Document processing is rapidly becoming one of the dominant functions of computers. Computers are used to edit documents, to search documents, to transport documents over the Internet, and to display documents on printers and computer screens. Web `surfing' and Web searching are becoming significant and important computer applications, and many of the key computations in all of this document processing involve character strings and string pattern matching. For example, the Internet document formats HTML and XML are primarily text formats, with added tags for multimedia content. Making sense of the many terabytes of information on the Internet requires a considerable amount of text processing.

In this chapter, we study several of the fundamental text processing algorithms for quickly performing important string operations. We pay particular attention to algorithms for string searching and pattern matching, since these can often be computational bottlenecks in many document-processing applications. We also study some fundamental data structure and algorithmic issues involved in text processing, as well.

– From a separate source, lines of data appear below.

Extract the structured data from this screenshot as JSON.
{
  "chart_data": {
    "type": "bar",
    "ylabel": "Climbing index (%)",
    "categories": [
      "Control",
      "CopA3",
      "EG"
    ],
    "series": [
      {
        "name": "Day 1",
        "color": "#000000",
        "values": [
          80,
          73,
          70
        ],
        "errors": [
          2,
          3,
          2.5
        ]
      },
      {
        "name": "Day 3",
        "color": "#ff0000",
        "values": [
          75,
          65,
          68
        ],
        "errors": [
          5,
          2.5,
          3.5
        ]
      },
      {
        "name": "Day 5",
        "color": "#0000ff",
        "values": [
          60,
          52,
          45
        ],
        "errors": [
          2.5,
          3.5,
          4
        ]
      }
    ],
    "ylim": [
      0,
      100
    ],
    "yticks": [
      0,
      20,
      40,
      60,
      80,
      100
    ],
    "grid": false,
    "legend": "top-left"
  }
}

The progression of topics studied in this chapter continues to follow our abstract data type approach. The terminology and notation for the string ADT, which is used in this chapter, is defined early. It turns out that representing a string as an array of characters is quite simple and efficient, so we don't spend a lot of time on string representations. Nevertheless, the string ADT includes an interesting method for string pattern matching, and we study pattern matching algorithms in this chapter. We also study the trie data structure, which is a tree-based structure that allows for fast searching in a collection of strings. We also study an important text processing problem, namely, the problem of compressing a document of text so that it fits more efficiently in storage or can be transmitted more efficiently over a network. We study another text processing problem, as well, which deals with how we can measure the similarity between two documents. All of these problems are topics that arise often in Internet computations, such as Web crawlers, search engines, document distribution, and information retrieval.

In addition to having interesting applications, the topics of this chapter also highlight some important algorithmic design patterns. In particular, in the section on pattern matching, we discuss the brute-force method, which is often inefficient but has wide applicability. For text compression, we study the greedy method, which often allows us to approximate solutions to hard problems, and for some problems (such as in text compression) actually gives rise to optimal algorithms. Finally, in discussing text similarity, we introduce the dynamic programming design pattern, which can be applied in some special instances to solve a problem in polynomial time that appears at first to require exponential time to solve.